Twitter TAPOL - organisasi yang didirikan Carmel - dalam cuitannya menyebutkan "Dengan kesedihan besar, kami sampaikan meninggalnya Carmel Budiarjo, pendiri kami, pada Sabtu pagi pukul 09:00."
Semasa hidupnya, Carmel melalui TAPOL - singkatan dari Tahanan Politik - mengampanyekan dan mengadvokasi berbagai dugaan pelanggaran HAM berat di Indonesia.
"Dia bukan satu-satunya, tetapi dia berperan besar untuk memperjuangkan kemanusiaan di Indonesia. Kesadaran akan adanya pelanggaran HAM di Indonesia, suka-tidak suka, pasti akan melibatkan nama Carmel Budiardjo," ujar Andreas Harsono, pegiat organisasi Human Rights Watch (HRW) Indonesia.

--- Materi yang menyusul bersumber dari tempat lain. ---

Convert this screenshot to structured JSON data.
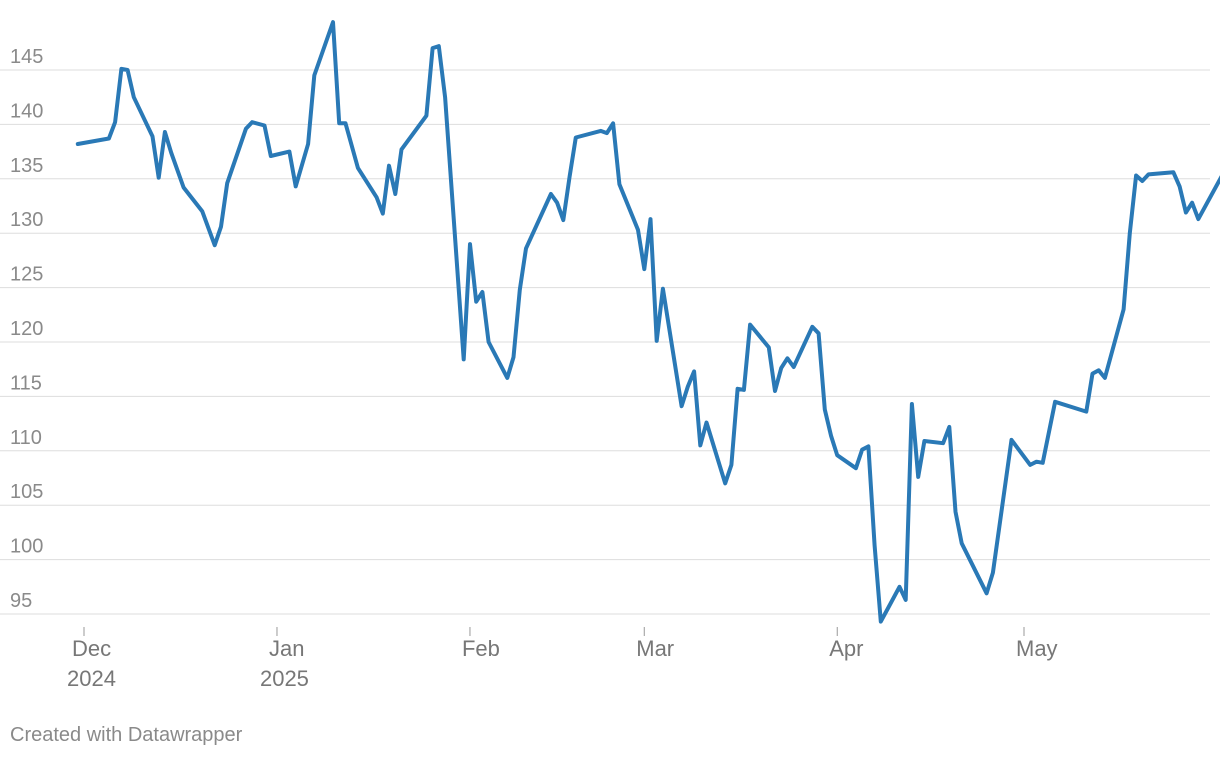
{
  "footer": {
    "credit": "Created with Datawrapper"
  },
  "chart_data": {
    "type": "line",
    "title": "",
    "xlabel": "",
    "ylabel": "",
    "ylim": [
      93,
      150
    ],
    "yticks": [
      95,
      100,
      105,
      110,
      115,
      120,
      125,
      130,
      135,
      140,
      145
    ],
    "grid": true,
    "legend": "none",
    "xticks": [
      {
        "date": "2024-12-01",
        "label": "Dec",
        "sublabel": "2024"
      },
      {
        "date": "2025-01-01",
        "label": "Jan",
        "sublabel": "2025"
      },
      {
        "date": "2025-02-01",
        "label": "Feb",
        "sublabel": ""
      },
      {
        "date": "2025-03-01",
        "label": "Mar",
        "sublabel": ""
      },
      {
        "date": "2025-04-01",
        "label": "Apr",
        "sublabel": ""
      },
      {
        "date": "2025-05-01",
        "label": "May",
        "sublabel": ""
      }
    ],
    "xlim": [
      "2024-11-30",
      "2025-05-31"
    ],
    "series": [
      {
        "color": "#2a79b6",
        "points": [
          [
            "2024-11-30",
            138.2
          ],
          [
            "2024-12-05",
            138.7
          ],
          [
            "2024-12-06",
            140.2
          ],
          [
            "2024-12-07",
            145.1
          ],
          [
            "2024-12-08",
            145.0
          ],
          [
            "2024-12-09",
            142.5
          ],
          [
            "2024-12-12",
            138.9
          ],
          [
            "2024-12-13",
            135.1
          ],
          [
            "2024-12-14",
            139.3
          ],
          [
            "2024-12-15",
            137.4
          ],
          [
            "2024-12-17",
            134.2
          ],
          [
            "2024-12-20",
            132.0
          ],
          [
            "2024-12-22",
            128.9
          ],
          [
            "2024-12-23",
            130.6
          ],
          [
            "2024-12-24",
            134.6
          ],
          [
            "2024-12-27",
            139.6
          ],
          [
            "2024-12-28",
            140.2
          ],
          [
            "2024-12-30",
            139.9
          ],
          [
            "2024-12-31",
            137.1
          ],
          [
            "2025-01-03",
            137.5
          ],
          [
            "2025-01-04",
            134.3
          ],
          [
            "2025-01-06",
            138.2
          ],
          [
            "2025-01-07",
            144.5
          ],
          [
            "2025-01-10",
            149.4
          ],
          [
            "2025-01-11",
            140.1
          ],
          [
            "2025-01-12",
            140.1
          ],
          [
            "2025-01-14",
            136.0
          ],
          [
            "2025-01-17",
            133.3
          ],
          [
            "2025-01-18",
            131.8
          ],
          [
            "2025-01-19",
            136.2
          ],
          [
            "2025-01-20",
            133.6
          ],
          [
            "2025-01-21",
            137.7
          ],
          [
            "2025-01-25",
            140.8
          ],
          [
            "2025-01-26",
            147.0
          ],
          [
            "2025-01-27",
            147.2
          ],
          [
            "2025-01-28",
            142.5
          ],
          [
            "2025-01-31",
            118.4
          ],
          [
            "2025-02-01",
            129.0
          ],
          [
            "2025-02-02",
            123.7
          ],
          [
            "2025-02-03",
            124.6
          ],
          [
            "2025-02-04",
            120.0
          ],
          [
            "2025-02-07",
            116.7
          ],
          [
            "2025-02-08",
            118.6
          ],
          [
            "2025-02-09",
            124.8
          ],
          [
            "2025-02-10",
            128.6
          ],
          [
            "2025-02-14",
            133.6
          ],
          [
            "2025-02-15",
            132.8
          ],
          [
            "2025-02-16",
            131.2
          ],
          [
            "2025-02-17",
            135.2
          ],
          [
            "2025-02-18",
            138.8
          ],
          [
            "2025-02-22",
            139.4
          ],
          [
            "2025-02-23",
            139.2
          ],
          [
            "2025-02-24",
            140.1
          ],
          [
            "2025-02-25",
            134.5
          ],
          [
            "2025-02-28",
            130.3
          ],
          [
            "2025-03-01",
            126.7
          ],
          [
            "2025-03-02",
            131.3
          ],
          [
            "2025-03-03",
            120.1
          ],
          [
            "2025-03-04",
            124.9
          ],
          [
            "2025-03-07",
            114.1
          ],
          [
            "2025-03-08",
            115.9
          ],
          [
            "2025-03-09",
            117.3
          ],
          [
            "2025-03-10",
            110.5
          ],
          [
            "2025-03-11",
            112.6
          ],
          [
            "2025-03-14",
            107.0
          ],
          [
            "2025-03-15",
            108.7
          ],
          [
            "2025-03-16",
            115.7
          ],
          [
            "2025-03-17",
            115.6
          ],
          [
            "2025-03-18",
            121.6
          ],
          [
            "2025-03-21",
            119.5
          ],
          [
            "2025-03-22",
            115.5
          ],
          [
            "2025-03-23",
            117.6
          ],
          [
            "2025-03-24",
            118.5
          ],
          [
            "2025-03-25",
            117.7
          ],
          [
            "2025-03-28",
            121.4
          ],
          [
            "2025-03-29",
            120.8
          ],
          [
            "2025-03-30",
            113.8
          ],
          [
            "2025-03-31",
            111.4
          ],
          [
            "2025-04-01",
            109.6
          ],
          [
            "2025-04-04",
            108.4
          ],
          [
            "2025-04-05",
            110.1
          ],
          [
            "2025-04-06",
            110.4
          ],
          [
            "2025-04-07",
            101.3
          ],
          [
            "2025-04-08",
            94.3
          ],
          [
            "2025-04-11",
            97.5
          ],
          [
            "2025-04-12",
            96.3
          ],
          [
            "2025-04-13",
            114.3
          ],
          [
            "2025-04-14",
            107.6
          ],
          [
            "2025-04-15",
            110.9
          ],
          [
            "2025-04-18",
            110.7
          ],
          [
            "2025-04-19",
            112.2
          ],
          [
            "2025-04-20",
            104.4
          ],
          [
            "2025-04-21",
            101.5
          ],
          [
            "2025-04-25",
            96.9
          ],
          [
            "2025-04-26",
            98.8
          ],
          [
            "2025-04-29",
            111.0
          ],
          [
            "2025-05-02",
            108.7
          ],
          [
            "2025-05-03",
            109.0
          ],
          [
            "2025-05-04",
            108.9
          ],
          [
            "2025-05-06",
            114.5
          ],
          [
            "2025-05-11",
            113.6
          ],
          [
            "2025-05-12",
            117.1
          ],
          [
            "2025-05-13",
            117.4
          ],
          [
            "2025-05-14",
            116.7
          ],
          [
            "2025-05-17",
            123.0
          ],
          [
            "2025-05-18",
            130.0
          ],
          [
            "2025-05-19",
            135.3
          ],
          [
            "2025-05-20",
            134.8
          ],
          [
            "2025-05-21",
            135.4
          ],
          [
            "2025-05-25",
            135.6
          ],
          [
            "2025-05-26",
            134.3
          ],
          [
            "2025-05-27",
            131.9
          ],
          [
            "2025-05-28",
            132.8
          ],
          [
            "2025-05-29",
            131.3
          ],
          [
            "2025-06-02",
            135.5
          ],
          [
            "2025-06-03",
            134.8
          ]
        ]
      }
    ]
  }
}
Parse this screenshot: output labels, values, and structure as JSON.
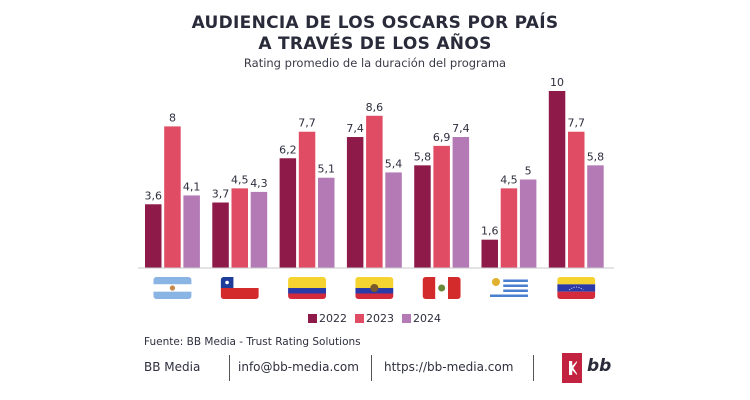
{
  "header": {
    "title_line1": "AUDIENCIA DE LOS OSCARS POR PAÍS",
    "title_line2": "A TRAVÉS DE LOS AÑOS",
    "subtitle": "Rating promedio de la duración del programa"
  },
  "chart_data": {
    "type": "bar",
    "title": "AUDIENCIA DE LOS OSCARS POR PAÍS A TRAVÉS DE LOS AÑOS",
    "subtitle": "Rating promedio de la duración del programa",
    "xlabel": "",
    "ylabel": "",
    "ylim": [
      0,
      10
    ],
    "grid": false,
    "legend_position": "bottom",
    "categories": [
      "Argentina",
      "Chile",
      "Colombia",
      "Ecuador",
      "Perú",
      "Uruguay",
      "Venezuela"
    ],
    "category_icons": [
      "flag-argentina",
      "flag-chile",
      "flag-colombia",
      "flag-ecuador",
      "flag-peru",
      "flag-uruguay",
      "flag-venezuela"
    ],
    "series": [
      {
        "name": "2022",
        "color": "#8e1a4a",
        "values": [
          3.6,
          3.7,
          6.2,
          7.4,
          5.8,
          1.6,
          10
        ],
        "labels": [
          "3,6",
          "3,7",
          "6,2",
          "7,4",
          "5,8",
          "1,6",
          "10"
        ]
      },
      {
        "name": "2023",
        "color": "#e04c63",
        "values": [
          8,
          4.5,
          7.7,
          8.6,
          6.9,
          4.5,
          7.7
        ],
        "labels": [
          "8",
          "4,5",
          "7,7",
          "8,6",
          "6,9",
          "4,5",
          "7,7"
        ]
      },
      {
        "name": "2024",
        "color": "#b37ab5",
        "values": [
          4.1,
          4.3,
          5.1,
          5.4,
          7.4,
          5,
          5.8
        ],
        "labels": [
          "4,1",
          "4,3",
          "5,1",
          "5,4",
          "7,4",
          "5",
          "5,8"
        ]
      }
    ]
  },
  "legend": [
    {
      "label": "2022",
      "color": "#8e1a4a"
    },
    {
      "label": "2023",
      "color": "#e04c63"
    },
    {
      "label": "2024",
      "color": "#b37ab5"
    }
  ],
  "source": "Fuente: BB Media - Trust Rating Solutions",
  "footer": {
    "company": "BB Media",
    "email": "info@bb-media.com",
    "website": "https://bb-media.com",
    "logo_text": "bb"
  }
}
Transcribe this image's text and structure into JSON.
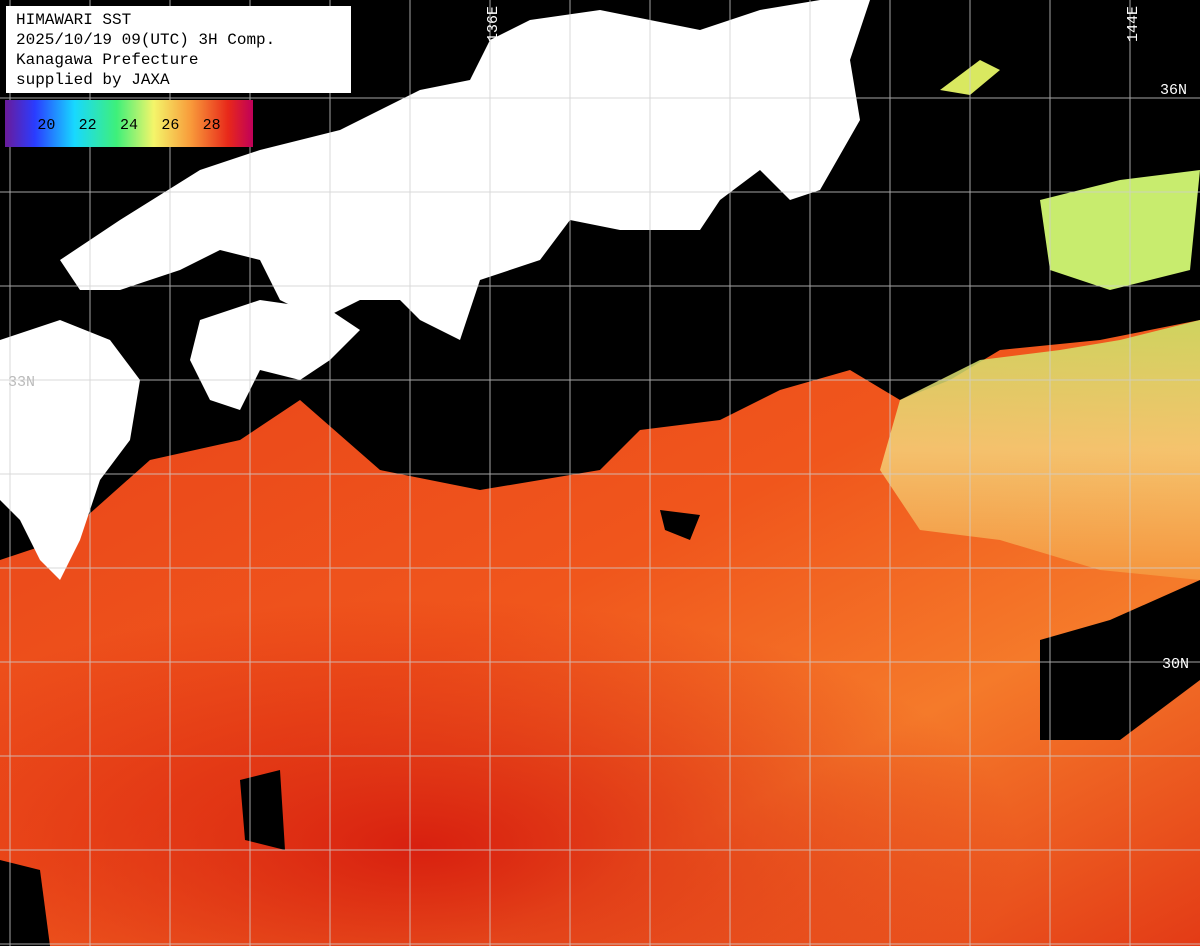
{
  "header": {
    "lines": [
      "HIMAWARI SST",
      "2025/10/19 09(UTC) 3H Comp.",
      "Kanagawa Prefecture",
      "supplied by JAXA"
    ]
  },
  "colorbar": {
    "range": [
      18,
      30
    ],
    "ticks": [
      20,
      22,
      24,
      26,
      28
    ]
  },
  "grid_labels": {
    "longitude": [
      "136E",
      "144E"
    ],
    "latitude": [
      "36N",
      "33N",
      "30N"
    ]
  }
}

Ketika sebagian tapol 1965 mulai dibebaskan pada 1977 setelah didesak oleh Presiden AS Jimmy Carter, perhatian Carmel terhadap persoalan pelanggaran HAM di Indonesia, makin meluas.
Kemudian TAPOL mendokumentasikan peristiwa Tanjung Priok pada 1984, kekerasan dan pelanggaran HAM di Aceh hingga Timor Leste.
"Juga masalah di Papua," kata Andreas Harsono kepada wartawan BBC News Indonesia, Heyder Affan, Jumat (11/06).
'TAPOL bukan organisasi besar'
Di masa pemerintahan Orde Baru, Carmel dan organisasinya dianggap sebagai pihak yang selalu menghembuskan kabar negatif tentang Indonesia di panggung internasional.
Informasi yang dihimpunnya seringkali bertolak belakang dengan sikap resmi pihak berwenang Indonesia dan belum tentu boleh diwartakan di dalam negeri.
Namun Ketua Dewan TAPOL, Steve Aliston, mengatakan gambaran yang dibangun oleh pihak berwenang dan sebagian kalangan di Indonesia tentang Tapol "melenceng dari fakta".
"Mereka tidak tahu TAPOL menempati setengah kamar di rumah tingkat dua dengan dua kamar tidur di London selatan," ungkap Aliston, sambil terkekeh, dalam wawancara dengan wartawan BBC News Indonesia di London, Rohmatin Bonasir, pada Sabtu (12/06).
Ia kemudian mencontohkan peristiwa pemberian penghargaan Nobel Perdamaian kepada mantan Presiden Timor Leste Ramos Horta dan Uskup Ximenes Belo pada tahun 1996.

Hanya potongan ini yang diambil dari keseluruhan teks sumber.